I push the door, knowing I should probably just turn around and call the police, but for some reason I can’t stop my feet from moving close, needing to know what’s behind this door. What horror I’m about to face. Someone has broken into my home, and I don’t know what I’m about to find. Hell, I’m probably about to walk right into a dangerous situation. There could be someone waiting.

But deep down, I already know who did this.

I know.

I’ve been ignoring his calls. I’ve not been answering when he comes over and bangs on my door. I’ve walked away from his stupid girlfriend when she’s tried to approach me on the street. I’ve made them angry, and I just have an awful feeling they’ve taken matters into their own hands. They’ve decided for themselves what they’re entitled to and have come in and taken it.

I push the door open and step inside.

A pained cry leaves my throat, and tears burst forth and roll down my cheeks.

My home is destroyed.

Trashed.

Ruined.

Everything is upturned, broken, or slashed. Not one single piece of everything I own and love has been left untouched. They’ve destroyed everything. My knees tremble and I grab hold of the door frame to stop myself from going over. I feel like I’m going to pass out. I don’t know if I can stay upright. A pained sob fills the broken room, and with trembling fingers, I pull out my phone.

I can handle threats.

I can handle Ashton.

But this has gone too far.

I need help.

“Penny.”

Boston’s voice comes across as a soothing and welcomed relief.
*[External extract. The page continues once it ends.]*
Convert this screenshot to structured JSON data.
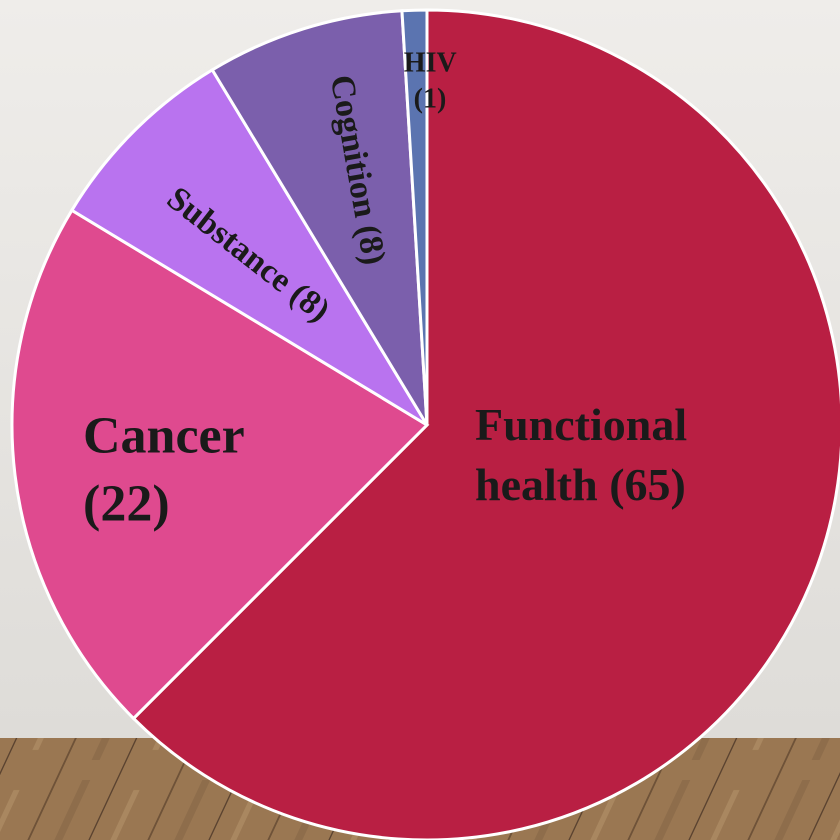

It takes me a moment to gather myself and stop my sobbing.

“Boston,” I croak.

“What’s wrong? What’s goin’ on?”

“I ... I need you to come over here.”

“Where are you? At my house? Yours?”

“Mine. Please. Hurry.”

“Coming. Right now.”

He hangs up the phone and I let it slip from my fingertips. I stare at the ruined mess. I’m insured, of course, but that means little right now. These things, they were special to me. Family heirlooms. Furniture I’ve worked hard for. Special things that mean a whole lot to me. Ashton knows that. He knows me better than anyone. So he knows that doing something like this will utterly destroy me.